A Symbolic Homotopy Algorithm for Solving Composable Polynomial Systems

TL;DR

This paper introduces a symbolic homotopy algorithm that leverages composable polynomial structures to efficiently compute isolated regular solutions of polynomial systems, with applications to invariant theory.

Contribution

It presents a probabilistic algorithm exploiting composable structures to solve polynomial systems more efficiently than traditional methods.

Findings

Algorithm has polynomial complexity in input size and solutions

Applicable to systems with algebraically independent polynomials

Effective for invariant polynomial systems under reflection groups

Abstract

We study the problem of computing the isolated regular solutions of a system \((f_1,\ldots,f_n)\) of \(n\) polynomial equations in \(n\) variables \((X_1, \dots, X_n)\) over a field of characteristic zero \(k\). We focus on systems with a \emph{composable structure}, where each polynomial \(f_i\) can be expressed as a composition \( f_i = h_i(g_1,\dots,g_n)\).

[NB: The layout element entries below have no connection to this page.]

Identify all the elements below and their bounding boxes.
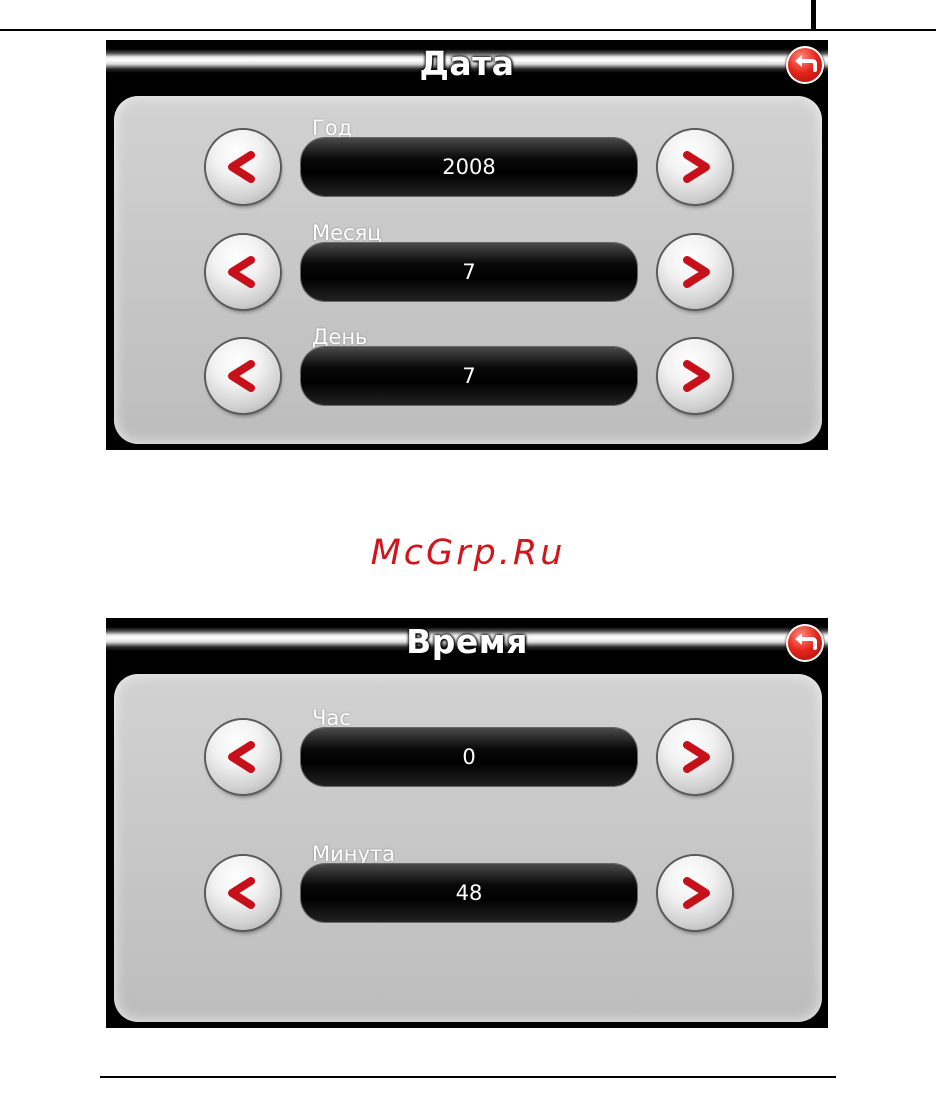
- chevron-right-icon: [683, 360, 710, 392]
- year-row: Год 2008: [114, 116, 822, 206]
- back-button[interactable]: [786, 624, 824, 662]
- month-value: 7: [301, 243, 637, 301]
- chevron-right-icon: [683, 151, 710, 183]
- time-screen: Время Час 0 Минута 48: [106, 618, 828, 1028]
- day-row: День 7: [114, 325, 822, 415]
- time-title: Время: [406, 622, 528, 661]
- month-increment-button[interactable]: [658, 235, 732, 309]
- date-titlebar: Дата: [106, 40, 828, 90]
- chevron-left-icon: [228, 151, 255, 183]
- minute-increment-button[interactable]: [658, 856, 732, 930]
- hour-value: 0: [301, 728, 637, 786]
- date-title: Дата: [419, 44, 515, 83]
- chevron-right-icon: [683, 741, 710, 773]
- day-increment-button[interactable]: [658, 339, 732, 413]
- back-button[interactable]: [786, 46, 824, 84]
- bottom-rule: [100, 1076, 836, 1078]
- top-rule: [0, 29, 936, 31]
- year-increment-button[interactable]: [658, 130, 732, 204]
- chevron-left-icon: [228, 360, 255, 392]
- minute-label: Минута: [312, 842, 396, 866]
- chevron-right-icon: [683, 256, 710, 288]
- day-decrement-button[interactable]: [206, 339, 280, 413]
- back-arrow-icon: [795, 633, 817, 650]
- chevron-left-icon: [228, 256, 255, 288]
- chevron-left-icon: [228, 877, 255, 909]
- day-value: 7: [301, 347, 637, 405]
- minute-decrement-button[interactable]: [206, 856, 280, 930]
- year-decrement-button[interactable]: [206, 130, 280, 204]
- hour-row: Час 0: [114, 706, 822, 796]
- back-arrow-icon: [795, 55, 817, 72]
- chevron-left-icon: [228, 741, 255, 773]
- chevron-right-icon: [683, 877, 710, 909]
- watermark: McGrp.Ru: [370, 533, 566, 573]
- top-tick: [811, 0, 816, 30]
- minute-value: 48: [301, 864, 637, 922]
- hour-increment-button[interactable]: [658, 720, 732, 794]
- date-panel: Год 2008 Месяц 7 День 7: [114, 96, 822, 444]
- date-screen: Дата Год 2008 Месяц 7 День 7: [106, 40, 828, 450]
- minute-row: Минута 48: [114, 842, 822, 932]
- year-label: Год: [312, 116, 353, 140]
- time-titlebar: Время: [106, 618, 828, 668]
- year-value: 2008: [301, 138, 637, 196]
- month-label: Месяц: [312, 221, 382, 245]
- day-label: День: [312, 325, 368, 349]
- month-decrement-button[interactable]: [206, 235, 280, 309]
- hour-label: Час: [312, 706, 351, 730]
- time-panel: Час 0 Минута 48: [114, 674, 822, 1022]
- month-row: Месяц 7: [114, 221, 822, 311]
- hour-decrement-button[interactable]: [206, 720, 280, 794]
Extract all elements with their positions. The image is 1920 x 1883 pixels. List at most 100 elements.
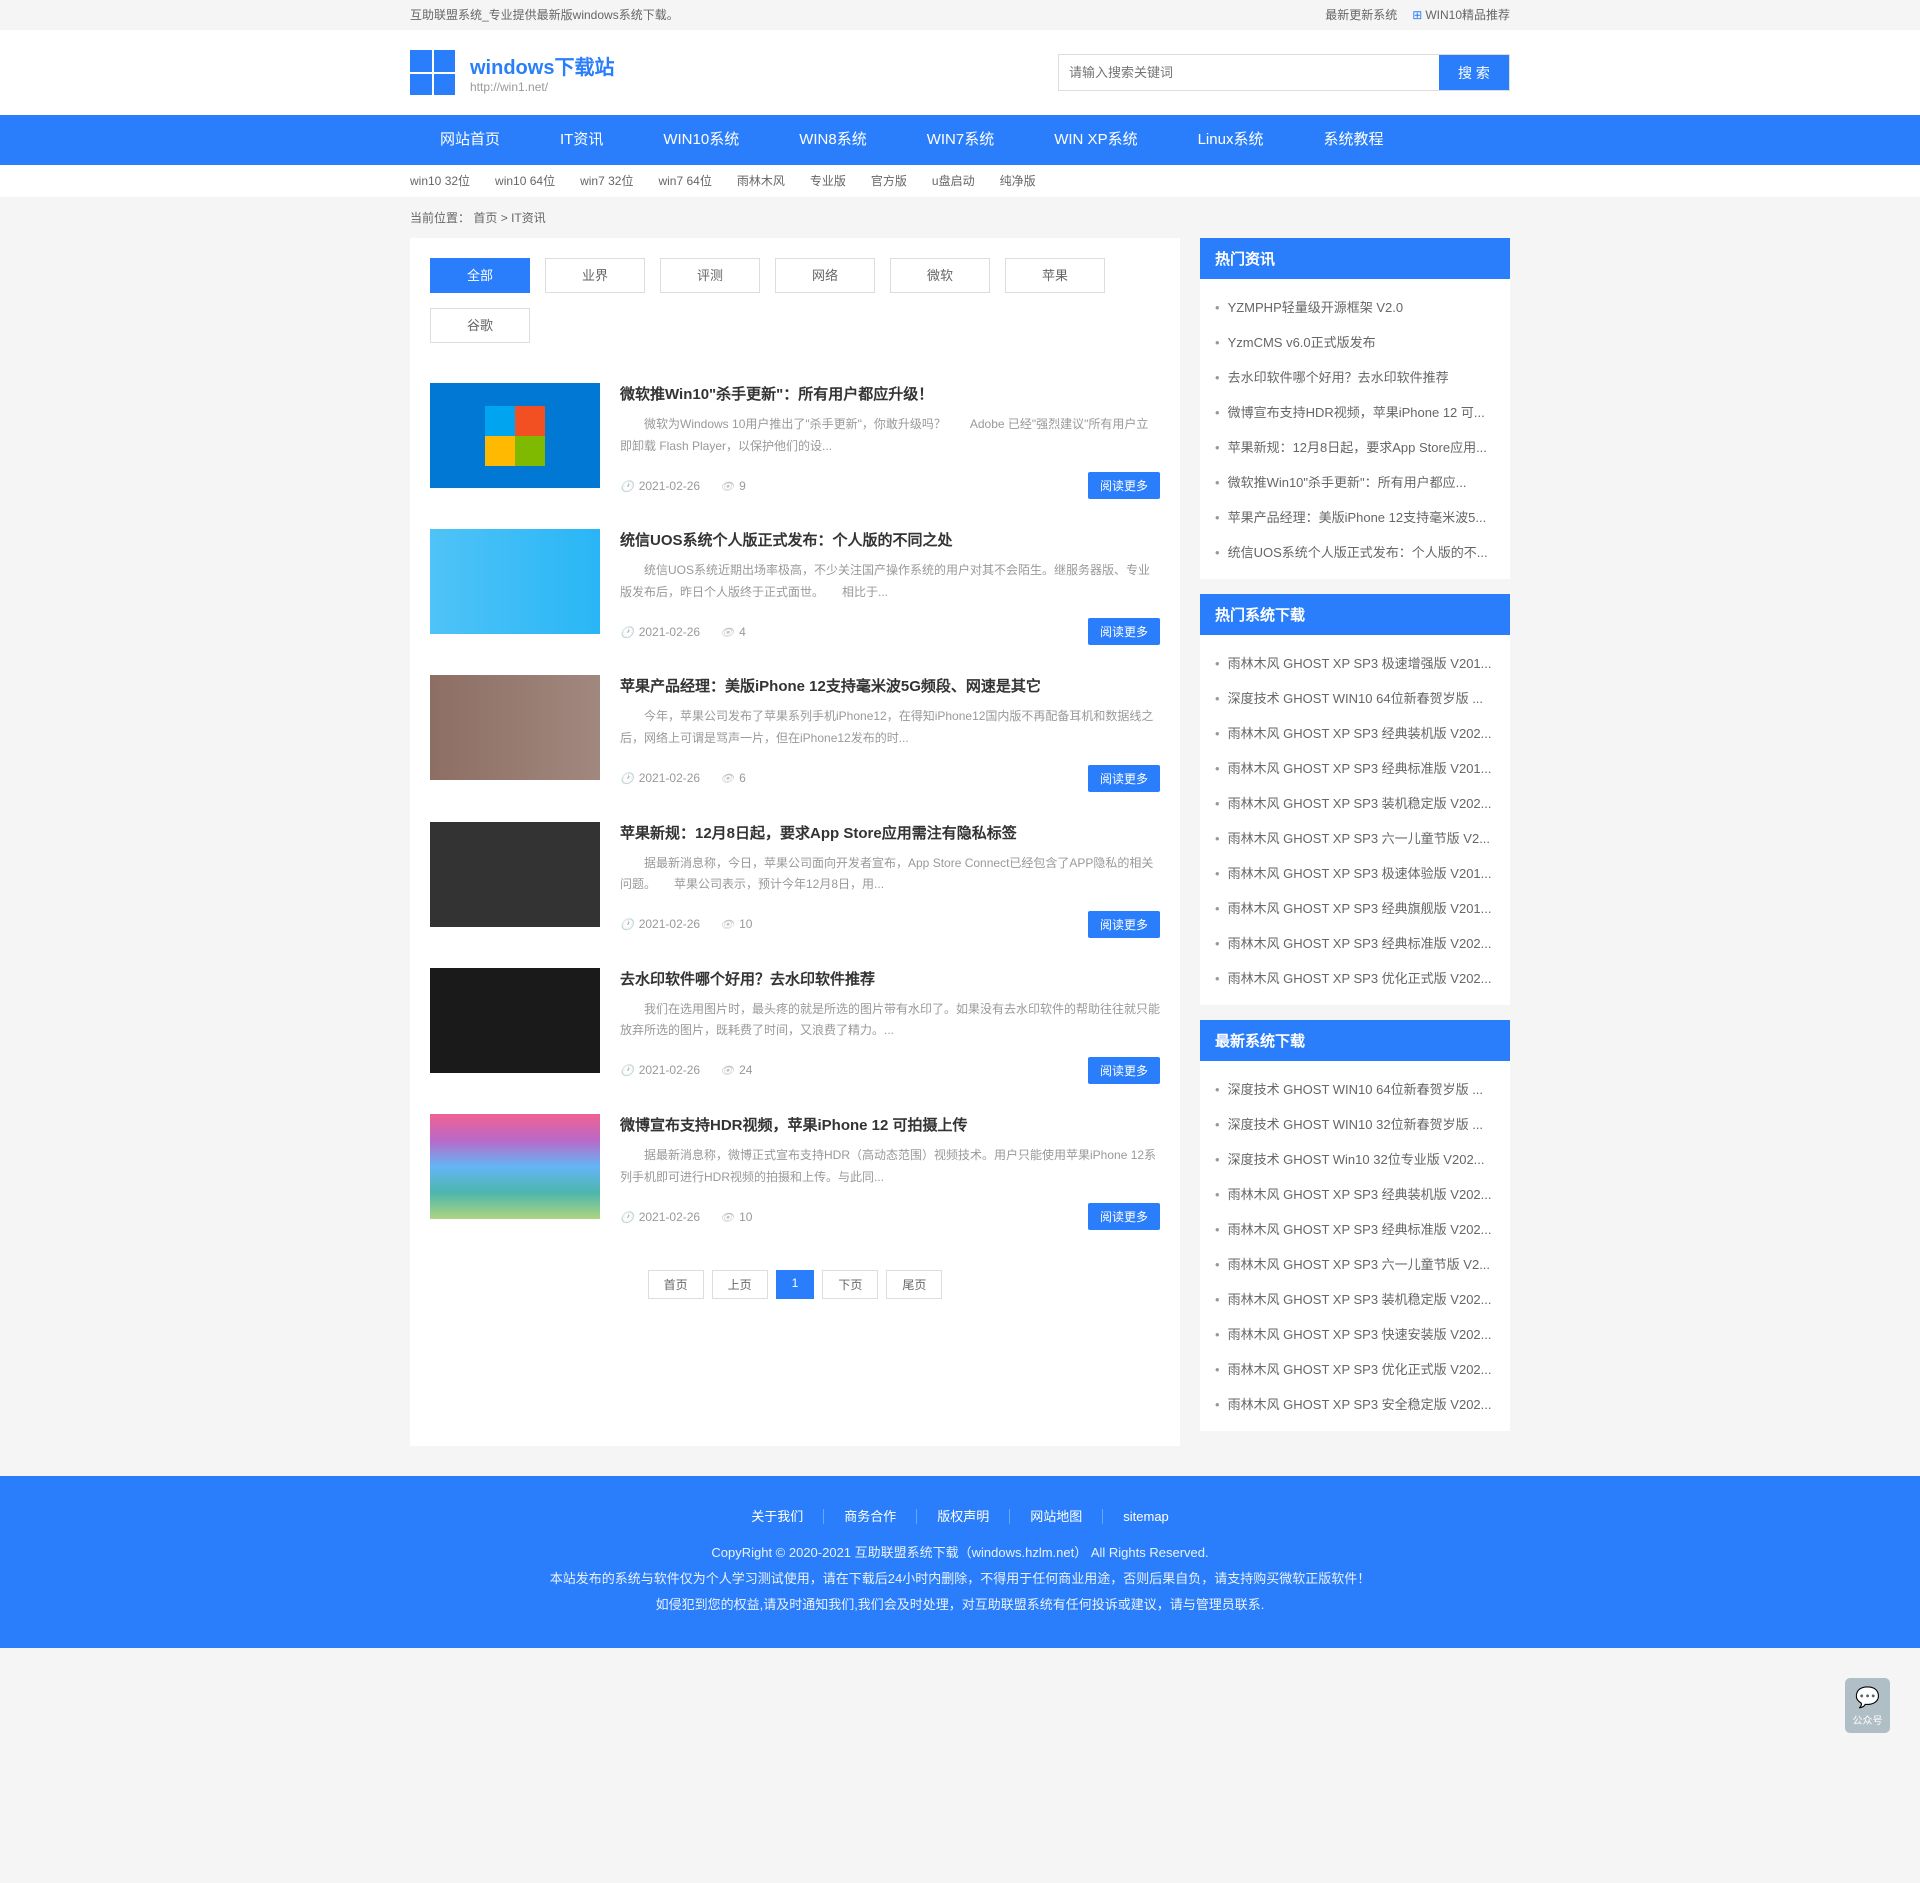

Exploiting this structure allows us to reduce the original system to one in the \(g_j\) variables, thereby significantly improving the efficiency of symbolic solution algorithms. We present a probabilistic algorithm that computes all isolated regular solutions, with arithmetic complexity being polynomial in the input size and in the number of solutions. A first important application is when \(f_1, \dots, f_n\) belong to the subring \(k[g_1, \dots, g_n]\), where \(g_1, \dots, g_n\) are algebraically independent polynomials in \(k[X_1, \dots, X_n]\). Another important application is to systems of invariant polynomials under finite reflection groups, since by the Chevalley-Shephard-Todd theorem their invariant rings are polynomial algebras. Typical examples include the symmetric groups \(S_n\), the hyperoctahedral groups \(B_n\), the dihedral groups \(I_2(m)\), and the exceptional finite reflection groups \(E_6, E_7, E_8, F_4, H_3, H_4\).